Home to about 1.4 billion people, approximately a quarter of Africa’s population is impoverished – a staggering 460 million people in the region are living below the extreme poverty line of $1.90 a day in 2022, an egregious situation that has characterized Africa as poverty-stricken.

But the truth is that Africa is not poor – the continent is rich in natural resources needed for development. According to the United Nations Environment Program, Africa holds 30 percent of the world’s minerals, 90 percent of the world’s entire platinum and chromium, and 40 percent of the world’s gold. In addition to these massive natural resources, the continent also accounts for 65 percent of the world’s arable land, 10 percent of the earth’s internal renewable fresh water resources, and 8 percent of the world’s natural gas. Surely, these resources, together with numerous others, should be more than enough to turn the continent’s fortunes around.

However, harnessing these enormous natural resources for development in Africa is anything but a walk in the park – Countries on the continent have grappled with this formidable challenge for decades, a puzzle that could be solved by investing adequately in infrastructure. In sooth, infrastructure and development go hand in hand. Development is an outcome of a consistent and adequate structural transformation process mainly underpinned by infrastructure, which ultimately accelerates the transition of economic activity from raw materials to value-addition and services.

Apparently, quality infrastructure is largely deficient in Africa. Across countries on the continent, infrastructure investment has not kept up pace with growing demand, leaving a huge deficit. With an estimated infrastructure investment gap of over $100 billion per year, this colossal deficit is slackening economic growth and constraining development in Africa – a daunting challenge that should be addressed urgently to save the current generation and the continent’s future.

In fact, setting up adequate infrastructure in the region will not only accelerate the transformation of African economies from agriculture toward high productivity manufacturing and services, which, in turn, will definitely increase the number of decent jobs and create the enabling environment needed for a well-functioning society to thrive – a prerequisite for sustainable development. With infrastructure positioned at the heart of the United Nations Sustainable Development Goals, building adequate infrastructure in Africa is certainly a pressing need, a challenge that requires consistent and concerted efforts to address effectively.

For Africa, adequate infrastructure will provide an efficient transportation network, a secure energy system, resilient sanitation, reliable communication systems, and affordable housing.

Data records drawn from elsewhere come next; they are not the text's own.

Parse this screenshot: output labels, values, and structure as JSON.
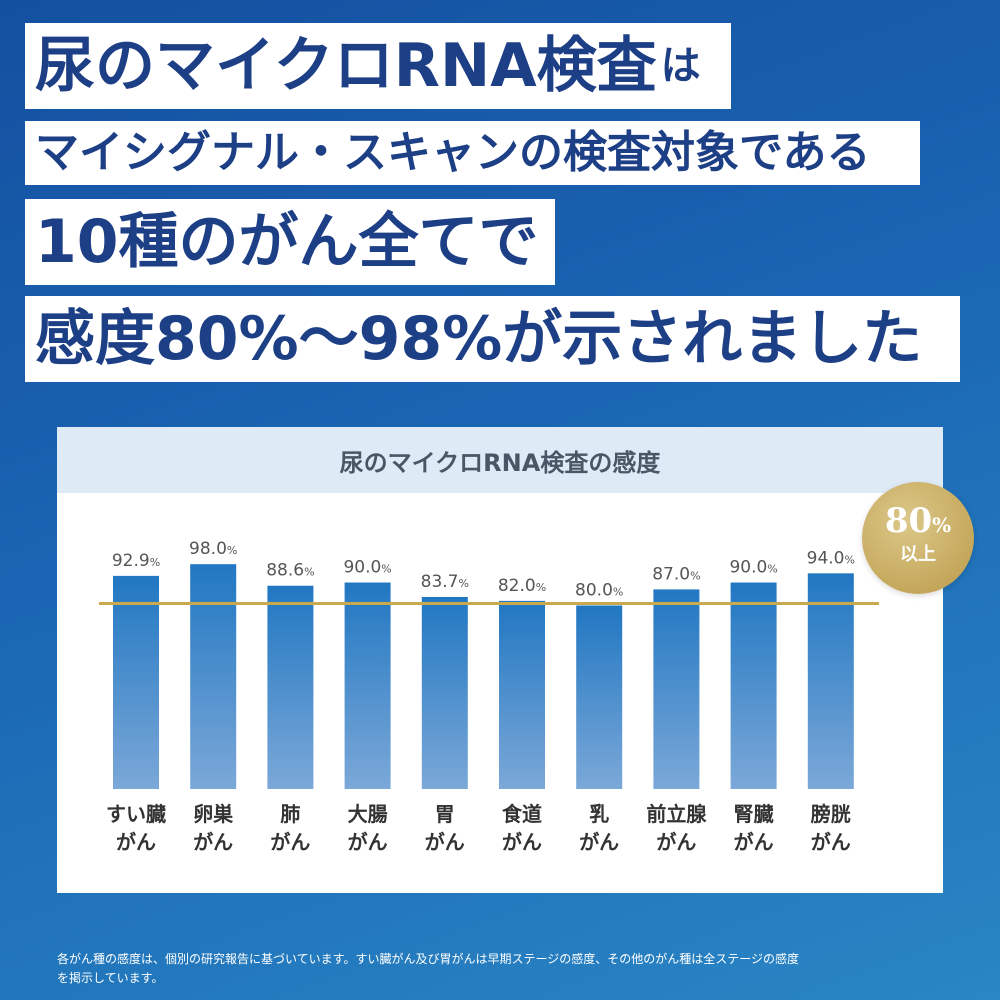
{
  "headline": {
    "line1_main": "尿のマイクロRNA検査",
    "line1_particle": "は",
    "line2": "マイシグナル・スキャンの検査対象である",
    "line3": "10種のがん全てで",
    "line4": "感度80%〜98%が示されました"
  },
  "badge": {
    "value": "80",
    "unit": "%",
    "label": "以上"
  },
  "footnote": {
    "line1": "各がん種の感度は、個別の研究報告に基づいています。すい臓がん及び胃がんは早期ステージの感度、その他のがん種は全ステージの感度",
    "line2": "を掲示しています。"
  },
  "chart_data": {
    "type": "bar",
    "title": "尿のマイクロRNA検査の感度",
    "categories": [
      [
        "すい臓",
        "がん"
      ],
      [
        "卵巣",
        "がん"
      ],
      [
        "肺",
        "がん"
      ],
      [
        "大腸",
        "がん"
      ],
      [
        "胃",
        "がん"
      ],
      [
        "食道",
        "がん"
      ],
      [
        "乳",
        "がん"
      ],
      [
        "前立腺",
        "がん"
      ],
      [
        "腎臓",
        "がん"
      ],
      [
        "膀胱",
        "がん"
      ]
    ],
    "values": [
      92.9,
      98.0,
      88.6,
      90.0,
      83.7,
      82.0,
      80.0,
      87.0,
      90.0,
      94.0
    ],
    "value_labels": [
      "92.9",
      "98.0",
      "88.6",
      "90.0",
      "83.7",
      "82.0",
      "80.0",
      "87.0",
      "90.0",
      "94.0"
    ],
    "value_unit": "%",
    "reference_line": 80,
    "ylim": [
      0,
      102
    ],
    "grid": false,
    "colors": {
      "bar_top": "#2177c2",
      "bar_bottom": "#7ba8d8",
      "reference": "#c9a94d",
      "label": "#555555"
    }
  }
}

All these provisions will strengthen access to high-quality education and healthcare, address poverty and inequality, and improve food and water security, thereby improving the standard of living considerably, which will eventually bring an end to the numerous social, environmental, and economic problems that have plagued the continent for decades.

For example, the findings of a 2021 study by the World Bank that investigates the nexus between investments in infrastructure (electricity, road, and internet) and economic development in the Horn of Africa (Djibouti, Ethiopia, Kenya, and Somalia), using data on the expansion of roads, electricity, and internet over the last two decades, reveals that access to paved roads alone led to a reduction in agricultural employment and concomitantly an increase in manufacturing and services sectors.

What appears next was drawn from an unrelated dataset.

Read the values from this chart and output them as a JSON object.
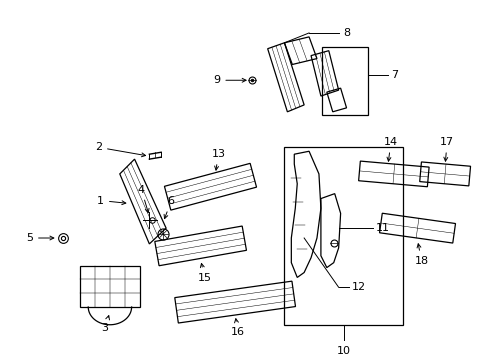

To add more, the findings further show that road improvements with investments in electrification led to a much larger shift from agriculture to manufacturing and services – again, the proposed investments in transport corridors will lead to a 1.5 percentage-point increase in the share of employment in non-agricultural sectors, with Kenya experiencing the largest growth, followed by Ethiopia, Djibouti, and Somalia.

Obviously, this is the ideal trajectory for development in Africa – a structural transformation that facilitates an exodus of workers from low-productivity sectors, which offers a large share of employment in the region to higher-productivity employment that bolsters inclusive growth, eradicates poverty, provides universal access to education and healthcare and mitigates inequality.

However, this pathway for development cannot yield the desired outcome without consistent commitment and dedication from African governments, financial institutions, development partners, and other relevant stakeholders to bridge the increasing infrastructure finance gap. At present, Africa needs earnest cooperation from dedicated partners to close the vast infrastructure finance gap.

So far, efforts from the People’s Republic of China have been unparalleled and exemplary – a 2022 report from the Center for Global Development shows that between 2007 and 2020, Chinese development finance institutions (DFIs) provided 2.5 times more finance for infrastructure projects in sub-Saharan Africa than all other bilateral  DFIs combined.  In fact, the combined total of funds from the eight main bilateral DFIs except for China for the period is less than 50 percent of finance provided by the Export-Import Bank of China alone – a strong indication that the other entities have failed to pull their weight.

Nonetheless, to weather the storm, Africa needs the full cooperation of all its partners. Admittedly, significant infrastructure projects have been completed, but there is still a lot of room for improvement – for example, investment in water and social infrastructure sectors together accounted for only about five percent of the entire infrastructure finance in 2020.  Clearly, it is long-overdue for infrastructure investments to be prioritized in Africa, eschewing parties that pay lip service and seeking redress to formidable challenges that have impeded infrastructure development.

Alexander Ayertey Odonkor is an economic consultant, chartered economist, and chartered financial analyst with a keen interest in the economic landscape of countries in Asia and Africa.